Of course, there was a third option – nonviolent civil disobedience.  Lawyers could have refused to practice in a blatantly politicized Supreme Court until the “Justices” responsible resigned the positions they had disgraced.  Lawyers could have demonstrated outside the Court until it was cleansed from within.  In Pakistan, that is what lawyers did when the independence of their judiciary was on the line.  They shut it down.  American lawyers could have done the same.

Of course it would have been utterly unrealistic to expect that modern American lawyers would demonstrate their commitment to the role of an independent judiciary, to the institutional underpinnings of democracy, and to the rule of law in such a manner.  For American lawyers such commitments are mostly superseded by their ethical obligations to pursue to the exclusion of nearly any other consideration their clients’ interests, narrowly conceived in terms of pecuniary gain or loss and advantage with regard to the specific rights at issue in the instant litigation.  American lawyers do owe a theoretical allegiance to the rule of law and integrity of the judicial process, but refusing to acknowledge the authority of a corrupted court is not something they teach you to do in law school as a means of implementing this.

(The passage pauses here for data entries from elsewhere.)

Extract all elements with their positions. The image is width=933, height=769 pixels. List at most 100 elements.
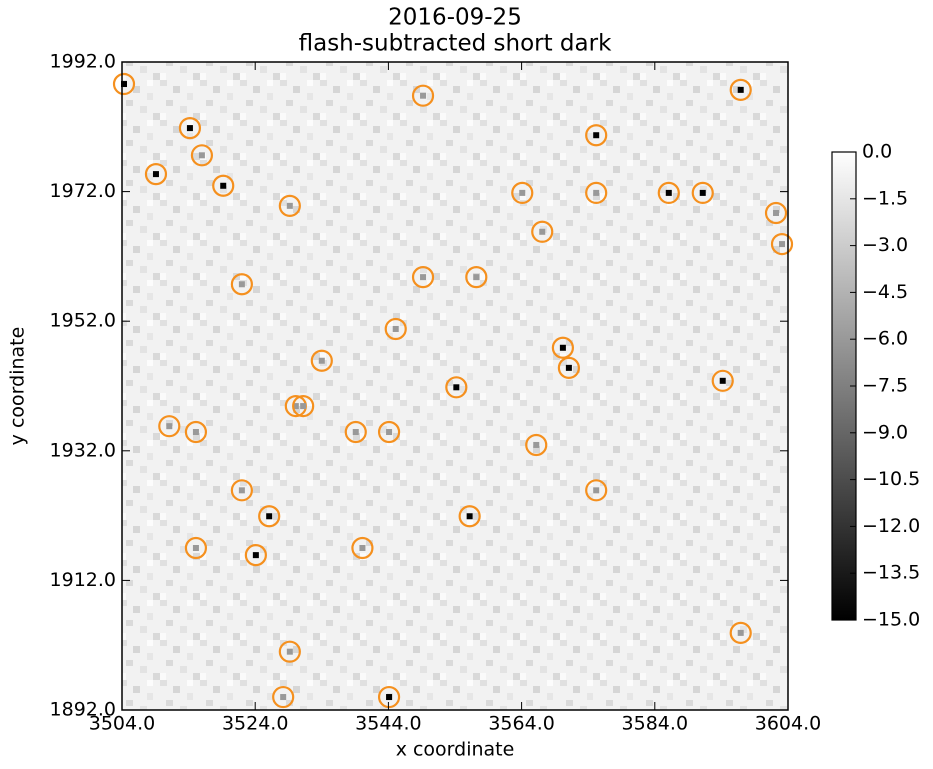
colorbar-tick-label: −3.0 bbox=[862, 234, 908, 256]
x-axis-label: x coordinate bbox=[396, 739, 515, 761]
pixel bbox=[359, 545, 366, 551]
marker-circle bbox=[525, 433, 548, 457]
marker-circle bbox=[112, 72, 136, 96]
marker-circle bbox=[711, 369, 734, 392]
colorbar-tick-label: −1.5 bbox=[862, 187, 908, 209]
pixel bbox=[198, 152, 205, 159]
pixel bbox=[166, 423, 173, 430]
marker-circle bbox=[278, 194, 301, 217]
marker-circle bbox=[278, 640, 301, 663]
pixel bbox=[286, 202, 293, 209]
marker-circle bbox=[158, 415, 181, 438]
plot-frame bbox=[121, 61, 789, 711]
marker-circle bbox=[531, 220, 554, 243]
marker-circle bbox=[729, 78, 752, 101]
marker-circle bbox=[411, 266, 435, 289]
pixel bbox=[593, 189, 600, 196]
pixel bbox=[266, 513, 273, 520]
marker-circle bbox=[691, 181, 714, 204]
chart-subtitle: flash-subtracted short dark bbox=[299, 31, 612, 57]
pixel bbox=[392, 325, 399, 332]
pixel bbox=[186, 125, 193, 132]
y-tick-label: 1932.0 bbox=[50, 439, 116, 461]
pixel bbox=[300, 403, 307, 410]
colorbar-tick-label: −15.0 bbox=[862, 609, 920, 631]
marker-circle bbox=[310, 349, 333, 372]
pixel bbox=[779, 241, 786, 248]
marker-circle bbox=[184, 420, 208, 444]
marker-circle bbox=[244, 544, 267, 567]
pixel bbox=[533, 441, 540, 448]
marker-circle bbox=[258, 505, 281, 528]
x-tick-label: 3524.0 bbox=[222, 713, 288, 735]
x-tick-label: 3504.0 bbox=[89, 713, 155, 735]
y-tick-label: 1952.0 bbox=[50, 310, 116, 332]
pixel bbox=[238, 281, 245, 288]
pixel bbox=[252, 552, 259, 559]
marker-circle bbox=[344, 420, 367, 444]
marker-circle bbox=[585, 181, 608, 204]
marker-circle bbox=[657, 181, 680, 204]
chart-title: 2016-09-25 bbox=[388, 5, 522, 31]
marker-circle bbox=[551, 336, 574, 359]
pixel bbox=[386, 429, 393, 436]
pixel bbox=[352, 429, 359, 436]
marker-circle bbox=[190, 144, 214, 167]
y-tick-label: 1972.0 bbox=[50, 180, 116, 202]
marker-circle bbox=[729, 621, 752, 644]
marker-circle bbox=[184, 536, 208, 560]
pixel bbox=[699, 189, 706, 196]
colorbar-tick-label: 0.0 bbox=[862, 141, 892, 163]
pixel bbox=[539, 228, 546, 235]
pixel bbox=[120, 81, 127, 88]
pixel bbox=[719, 377, 726, 384]
pixel bbox=[519, 189, 526, 196]
pixel bbox=[386, 694, 393, 701]
pixel bbox=[466, 513, 473, 520]
pixel bbox=[192, 429, 199, 436]
y-axis-label: y coordinate bbox=[7, 327, 29, 446]
marker-circle bbox=[557, 356, 580, 379]
marker-circle bbox=[384, 317, 407, 341]
pixel bbox=[737, 86, 744, 93]
x-tick-label: 3564.0 bbox=[488, 713, 554, 735]
colorbar-tick-label: −9.0 bbox=[862, 421, 908, 443]
pixel bbox=[420, 92, 427, 99]
marker-circle bbox=[764, 201, 788, 225]
marker-circle bbox=[585, 479, 608, 502]
pixel bbox=[420, 274, 427, 281]
marker-circle bbox=[445, 376, 468, 399]
colorbar-tick-label: −6.0 bbox=[862, 328, 908, 350]
marker-circle bbox=[377, 685, 401, 709]
pixel bbox=[220, 182, 227, 189]
x-tick-label: 3604.0 bbox=[755, 713, 821, 735]
marker-circle bbox=[770, 232, 794, 256]
marker-circle bbox=[272, 685, 295, 709]
marker-circle bbox=[377, 420, 401, 444]
colorbar-tick-label: −10.5 bbox=[862, 468, 920, 490]
y-tick-label: 1892.0 bbox=[50, 699, 116, 721]
pixel bbox=[192, 545, 199, 551]
colorbar-tick-label: −12.0 bbox=[862, 515, 920, 537]
colorbar-tick-label: −13.5 bbox=[862, 562, 920, 584]
marker-circle bbox=[411, 84, 435, 107]
colorbar-tick-label: −7.5 bbox=[862, 375, 908, 397]
marker-circle bbox=[465, 266, 488, 289]
pixel bbox=[593, 487, 600, 494]
pixel bbox=[280, 694, 287, 701]
x-tick-label: 3584.0 bbox=[622, 713, 688, 735]
marker-circle bbox=[230, 273, 253, 296]
marker-circle bbox=[511, 181, 534, 204]
pixel bbox=[473, 274, 480, 281]
pixel bbox=[737, 629, 744, 636]
x-tick-label: 3544.0 bbox=[355, 713, 421, 735]
pixel bbox=[565, 364, 572, 371]
marker-circle bbox=[351, 536, 374, 560]
marker-circle bbox=[292, 394, 315, 418]
marker-circle bbox=[212, 174, 235, 197]
pixel bbox=[559, 344, 566, 351]
marker-circle bbox=[458, 505, 481, 528]
pixel bbox=[238, 487, 245, 494]
pixel bbox=[318, 357, 325, 364]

The end result is that Antonin Scalia, may he grow like an onion with his feet in the air and his head in the ground, will serve out his term with all the honors that normally accrue.  Meanwhile, I wonder whether the life has left our legal system.  Two hundred years or so ago, back when John Marshall, who merited the title of Justice, was inventing such things as judicial review, our legal system was animated by the necessity of creating its own place in a newly evolving system of government and ordered liberties.  More recently, in Pakistan, the lawyers showed what it means to love the law.  In modern America, not so much.  Our legal system has found its place and is quite comfortable in it, thank you.  I wonder if our inability to think outside that box, much less act upon such thoughts, signals a final sclerosis, the rigidity of decadence.